À travers les « Sugi » (cryptomères) on peut lire parfois des mises en garde contre les ours. Pour éloigner ces derniers, on invite le voyageur pédestre à sonner une cloche installée sur le bord du sentier. L’ours est dangereux lorsqu’il est surpris. Le son cristallin d’une cloche lui indique au loin la présence des hommes, seuls êtres capables d’émettre ce genre de bruit.
Ours, forêt, Japon et je marche en me remémorant une chanson pour enfant nommée « Mori no kumasan », Monsieur l’ours de la forêt.

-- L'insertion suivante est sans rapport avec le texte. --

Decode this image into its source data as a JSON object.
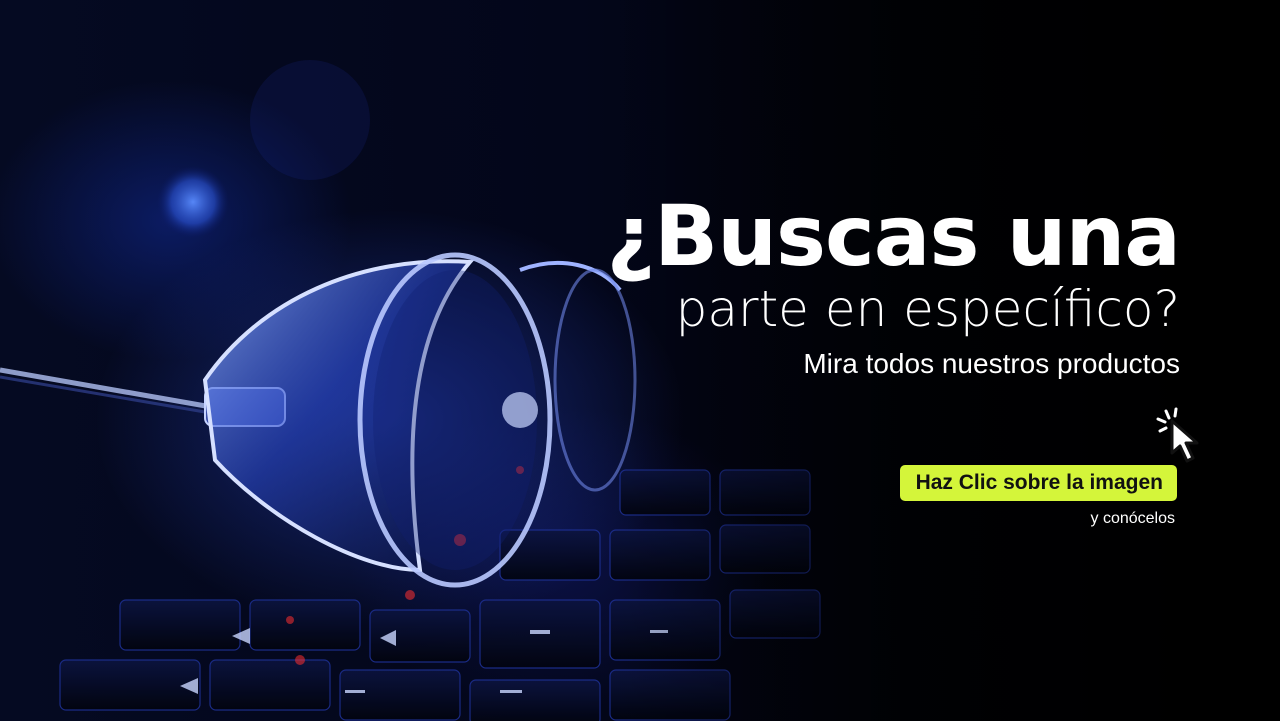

La mélodie m’accompagne à mesure que je m’enfonce dans les bois. Le froid se fait plus fort tandis que la solitude, agréable au début, se colore parfois d’inquiétudes à présent. Je commence à douter du chemin. Aurais-je manqué un sentier ?

Heureusement, j’aperçois des maisons qui me font signe à travers les arbres. Elles m’indiquent que je suis arrivé à destination en dehors des bois. Mais à ma grande surprise, je remarque que le monde des hommes ne se distingue pas autant que je le pensais. Les maisons de campagne au Japon, elles sont comme les forêts, faites de bois. Ce n’est pas pour me déplaire, moi qui ai toujours rêvé de dormir dans une cabane perchée sur un arbre.